Reflecting the subtle sophistication of family run winery Stoney Rise, Cumulus delivered a refined and welcoming cellar door for these vintners.
January 17th, 2022
In the heart of the Tamar Valley region at Gravelly Beach on Palawa Land, Tasmania, a gravel pathway leads across a softly mowed lawn to the angular, single-storey brick and wood facade of Stoney Rise Cellar Door.
Stoney Rise engaged Cumulus to design the sophisticated, standalone building to replace a simple venue which formerly operated out of one end of the owners’ home.
The brief was to design a space that could be staffed by one person while prioritising visitor experience and reflecting the quality of its wine.
Designed around the client and architect’s shared desire for a small footprint and high quality materials, the project forefronts a simple yet refined material palette and architectural gestures such as plinths, edges and blade walls which elevate the space.
The building has been designed to unfurl and hide away again as it is approached, revealing different aspects of itself.
“The sequence of arrival has been carefully considered and as you drive in upon the brow of the contour the long face of the building welcomes you, but by the time you have parked, it has folded back in on itself,” say the architects. “As you walk toward the building it begins to unfold again leading you out of the wind and towards the glimpse of your first taste of the wine experience beyond.”
The space embraces its rural context, with expansive windows looking over Kanamaluka (River Tamar) and trousseau grape vines.
“Designed with the integrity of the Stoney Rise brand, emphasis was given to locally sourced, natural, untreated and long-lasting materials that will patina and age over time – much like a fine wine,” say the architects.
Bowral blue and locally sourced Daniel Robertson bricks are paired with renewable spotted gum timber, which wraps from inside to out. Internally, wooden shelving is paired with protruding bricks to display the wine.
The high quality simplicity of the project culminates as a cellar door that is at once welcoming and warm, yet polished and timeless – an ideal reflection on the wine itself.
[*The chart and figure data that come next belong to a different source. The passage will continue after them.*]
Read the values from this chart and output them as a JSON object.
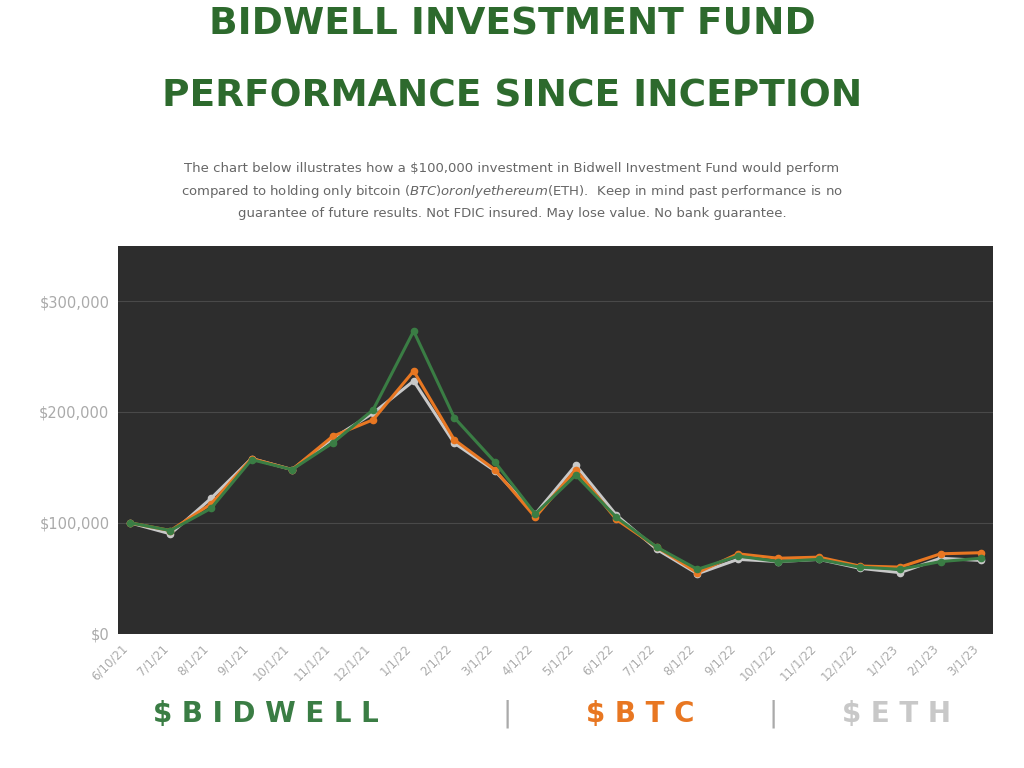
{
  "title_line1": "BIDWELL INVESTMENT FUND",
  "title_line2": "PERFORMANCE SINCE INCEPTION",
  "subtitle": "The chart below illustrates how a $100,000 investment in Bidwell Investment Fund would perform\ncompared to holding only bitcoin ($BTC) or only ethereum ($ETH).  Keep in mind past performance is no\nguarantee of future results. Not FDIC insured. May lose value. No bank guarantee.",
  "x_labels": [
    "6/10/21",
    "7/1/21",
    "8/1/21",
    "9/1/21",
    "10/1/21",
    "11/1/21",
    "12/1/21",
    "1/1/22",
    "2/1/22",
    "3/1/22",
    "4/1/22",
    "5/1/22",
    "6/1/22",
    "7/1/22",
    "8/1/22",
    "9/1/22",
    "10/1/22",
    "11/1/22",
    "12/1/22",
    "1/1/23",
    "2/1/23",
    "3/1/23"
  ],
  "bidwell": [
    100000,
    93000,
    113000,
    157000,
    148000,
    172000,
    202000,
    273000,
    195000,
    155000,
    108000,
    143000,
    105000,
    78000,
    58000,
    70000,
    65000,
    67000,
    60000,
    58000,
    65000,
    68000
  ],
  "btc": [
    100000,
    93000,
    117000,
    158000,
    148000,
    178000,
    193000,
    237000,
    175000,
    148000,
    105000,
    148000,
    103000,
    78000,
    55000,
    72000,
    68000,
    69000,
    61000,
    60000,
    72000,
    73000
  ],
  "eth": [
    100000,
    90000,
    122000,
    158000,
    148000,
    176000,
    199000,
    228000,
    172000,
    147000,
    108000,
    152000,
    107000,
    76000,
    54000,
    67000,
    65000,
    67000,
    59000,
    55000,
    68000,
    66000
  ],
  "bidwell_color": "#3a7d44",
  "btc_color": "#e87722",
  "eth_color": "#c8c8c8",
  "bg_color": "#2d2d2d",
  "title_color": "#2d6a2d",
  "subtitle_color": "#666666",
  "axis_label_color": "#aaaaaa",
  "grid_color": "#555555",
  "white": "#ffffff",
  "ylim_max": 350000,
  "yticks": [
    0,
    100000,
    200000,
    300000
  ],
  "ytick_labels": [
    "$0",
    "$100,000",
    "$200,000",
    "$300,000"
  ],
  "legend_bidwell": "$ B I D W E L L",
  "legend_btc": "$ B T C",
  "legend_eth": "$ E T H",
  "legend_sep": "|"
}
The project was designed by Cumulus director and principal architect Todd Henderson and Tasmanian Emerging Architect Prize winner, Pippa Jensen.
Cumulus has studios in Hobart, Launceston, Melbourne, and Adelaide.
“From renovations to large-scale urban projects, we collaborate with clients, stakeholders, and communities to gain a greater understanding of the brief, ensuring all projects are affordable, sustainable, and liveable,” say the architects. “Through this exploration by collaboration, we can create spaces that respond and contribute to our environment, leaving lasting positive legacies.”